It may strike ordinary folk as entirely unremarkable that private equity ventures taking on too much debt are a danger to them. Anyone with a credit card or overdraft knows the debilitating power of debt.
To private equity investors, however, high levels of debt are to be embraced because the higher the debts the greater the potential rewards. The crucial word here, however, is potential. The returns on highly leveraged buyouts can be better than those from companies that are burdened with less debt. But it ain’t necessarily so.
If architects of private equity deals misjudge the debt requirements, the investment returns could be woeful. Even a minor miscalculation on debt, meanwhile, can have major wealth- destroying ramifications. The realities of leverage mean that equity returns can be enhanced if borrowings are jacked up. But equity returns can also be completely wiped out.
The findings of the Centre for Management Buyout Research, one of the most authoritative sources of information on this sector, are important because they show the price of shouldering too much risk. Indeed, the private/public equity debate may be no more than a zero-sum game. Once adjustments are made for the risks involved, the returns generated from companies that are bought using lots of debt may be no better or worse than those delivered by less aggressively financed companies.
The findings of the research need not set investors against private equity. But it should scotch the theory that private equity companies produce above-average returns because they are financed through private equity schemes. Private equity produces above-average returns because deal-makers take on larger amounts of risk. And in this sense there is not a shred of difference between the private equity model and any other financing scheme.
The personal considerations of deal-makers — that is, the payoffs — mean that the private equity bandwagon is likely to continue rolling. Privacy may also bring tangible benefits by giving management teams greater operating flexibility. Frequent changes in ownership may bring out the best management, too.

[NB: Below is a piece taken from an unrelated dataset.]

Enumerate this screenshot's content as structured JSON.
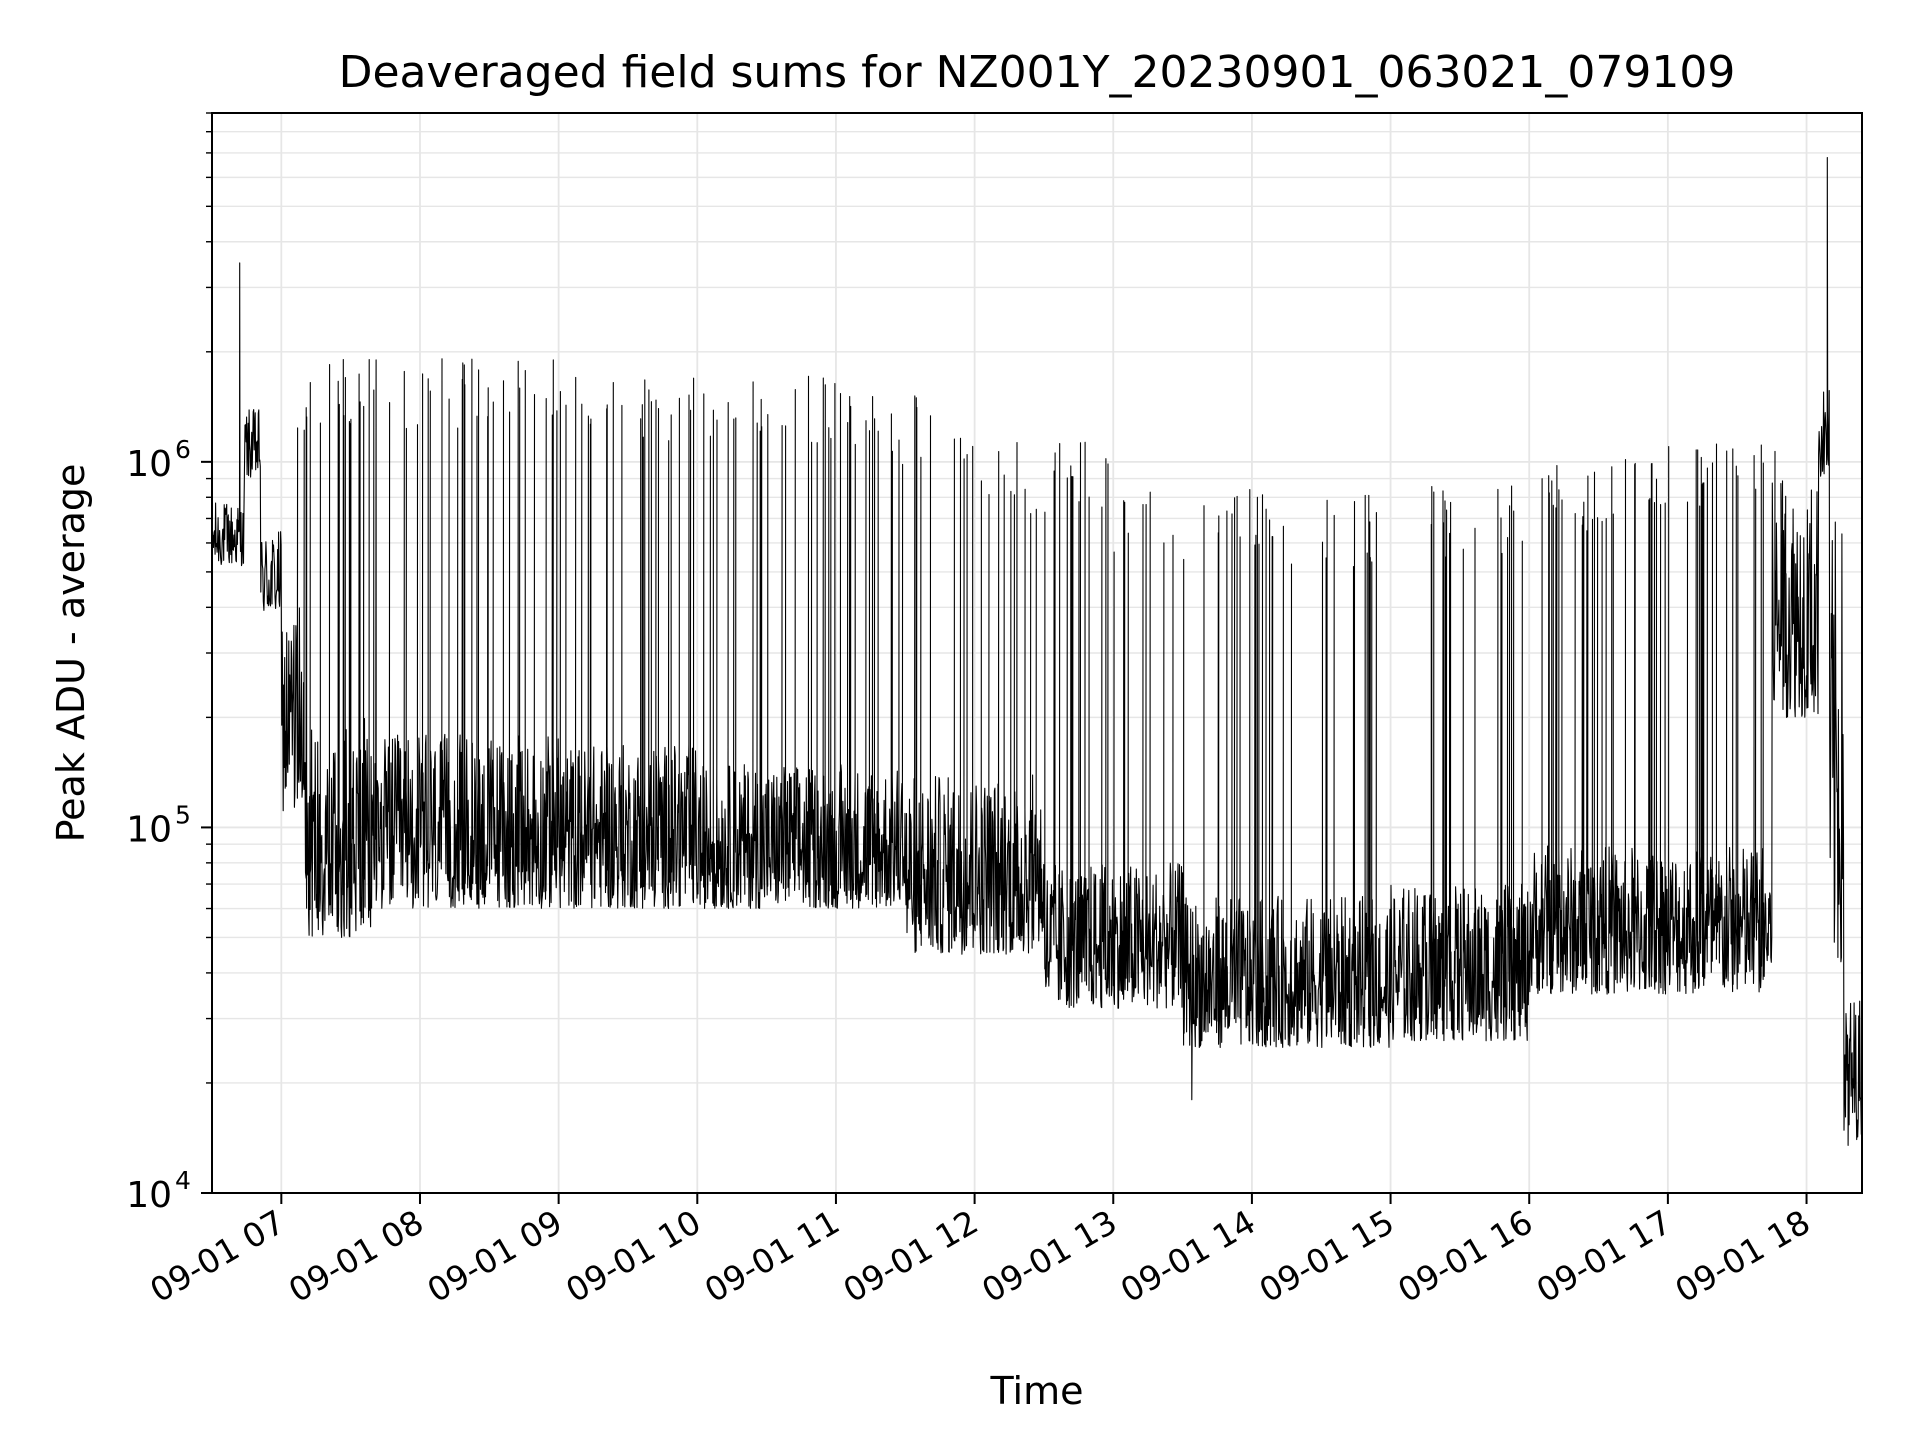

The research does not undermine the private equity model. It just shows that there is nothing magical about it.
A high price
JUST as the man who first grumbled about irrational exuberance in stock markets was bowing out of the US Federal Reserve, irrationally exuberant investors in Google were reminded of the risks that Alan Greenspan had in mind. Overblown shares in the dot-com darling fell 12 per cent after it reported an 86 per cent year-on-year rise in turnover and 82 per cent higher profit.
Google does not issue profit forecasts because its business is still moving too fast, but it committed the sin of missing forecasts made by Wall Street analysts. They had underestimated the tax charge, which was boosted by high growth in many foreign markets.

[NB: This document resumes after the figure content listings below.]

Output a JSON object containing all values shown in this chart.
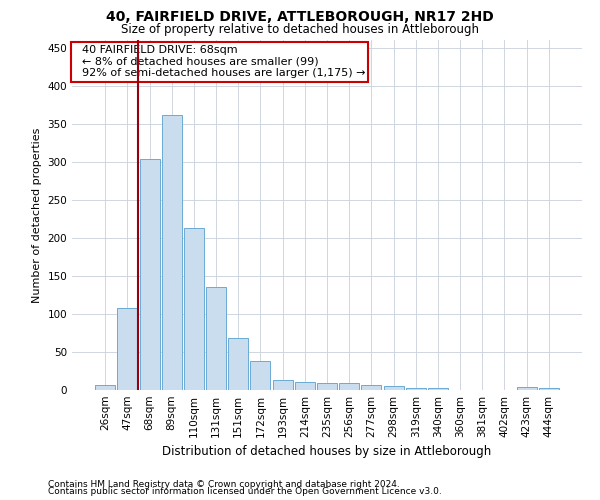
{
  "title": "40, FAIRFIELD DRIVE, ATTLEBOROUGH, NR17 2HD",
  "subtitle": "Size of property relative to detached houses in Attleborough",
  "xlabel": "Distribution of detached houses by size in Attleborough",
  "ylabel": "Number of detached properties",
  "footnote1": "Contains HM Land Registry data © Crown copyright and database right 2024.",
  "footnote2": "Contains public sector information licensed under the Open Government Licence v3.0.",
  "bar_color": "#c9ddef",
  "bar_edge_color": "#6aaad4",
  "grid_color": "#c8d0dc",
  "annotation_box_color": "#cc0000",
  "vline_color": "#99000d",
  "categories": [
    "26sqm",
    "47sqm",
    "68sqm",
    "89sqm",
    "110sqm",
    "131sqm",
    "151sqm",
    "172sqm",
    "193sqm",
    "214sqm",
    "235sqm",
    "256sqm",
    "277sqm",
    "298sqm",
    "319sqm",
    "340sqm",
    "360sqm",
    "381sqm",
    "402sqm",
    "423sqm",
    "444sqm"
  ],
  "values": [
    7,
    108,
    303,
    362,
    213,
    136,
    68,
    38,
    13,
    10,
    9,
    9,
    6,
    5,
    2,
    2,
    0,
    0,
    0,
    4,
    2
  ],
  "annotation_line1": "  40 FAIRFIELD DRIVE: 68sqm",
  "annotation_line2": "  ← 8% of detached houses are smaller (99)",
  "annotation_line3": "  92% of semi-detached houses are larger (1,175) →",
  "vline_x_index": 1.5,
  "ylim": [
    0,
    460
  ],
  "yticks": [
    0,
    50,
    100,
    150,
    200,
    250,
    300,
    350,
    400,
    450
  ],
  "background_color": "#ffffff",
  "title_fontsize": 10,
  "subtitle_fontsize": 8.5,
  "ylabel_fontsize": 8,
  "xlabel_fontsize": 8.5,
  "tick_fontsize": 7.5,
  "annotation_fontsize": 8,
  "footnote_fontsize": 6.5
}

Market reaction was nonsensical because, in the rapidly reinflating high-tech boom, the valuation of Google has no basis in reality. Investors seem to have assumed that everyone wants a part of the action and the shares always go up. In reality, this is a great market leader in the fast-growing business of online advertising, not a repository of infinite possibility.
Private investors are clamouring for a stake in QinetiQ on the same assumptions that underlay Google’s appeal, but with an added twist. The public was cut out of the sale plans and has pushed through the fence thanks to the ingenuity of private client brokers — so shares in QinetiQ have acquired the lure of forbidden gold.
QinetiQ, too, is a fine business, combining defence patents, unrivalled expertise and commercial acumen added by Carlyle. But investors are not consciously being sold a bargain, as in some privatisations of yore. The price is being determined by building up a book of offers from fund managers. Shortage of stock in a £1.3 billion company may deliver the instant gains that many would-be stags are looking for. But, if the price rises artificially high, the ghost of Greenspan past may descend at any time to haunt it.
Pension pals
RESOLVING pensions problems amicably is good for your share price, as well as good for your employees. The stock market value of BAE Systems quickly gained about £500 million when the company disclosed that it had agreed with its employees to inject £800 million into its biggest and most worryingly holed pension fund. That sounds quite a bargain. Investors were doubly pleased.
If BAE can also win approval from fund trustees, it will remove a key risk that rankled in the minds of fund managers. The defence contractor’s fund deficits were not just huge in cash terms — they were also among the biggest in corporate Britain as a percentage of stock market value. At a time when deficits are rising even when share prices are on the up, that is a big enough risk to add significantly to the cost of capital.
The deal also extends the spirit of co-operation between BAE and its employees in a shared aim of preserving final-salary pensions without wrecking the company. In theory, deficits are a matter for employer alone, but the balance of power has changed since the mass closure of final-salary schemes.
Three years ago, BAE and scheme members shared the pain by both raising their contributions. Employees are helping the new deficit-plugging deal by accepting an array of cuts in benefits and agreeing to help to pay for future rises in longevity.
The baton now passes to British Airways. If it can make as fair a deal with its volatile employees, they and the shareholders will be able to move forward together more safely.
GORDON BROWN signed an unexpected new recruit to his staff yesterday: a recently retired 79-year-old former saxophone player with no previous experience of British politics.
But it can do the Chancellor no harm at all to seek the counsel of Alan Greenspan on “global economic change” as his honorary adviser, now that he is free to look for new challenges. The old maestro has often spoken out against the complexity of the US tax code and the need to keep budget deficits under control. If Mr Brown gets the message, so much the better for the rest of us.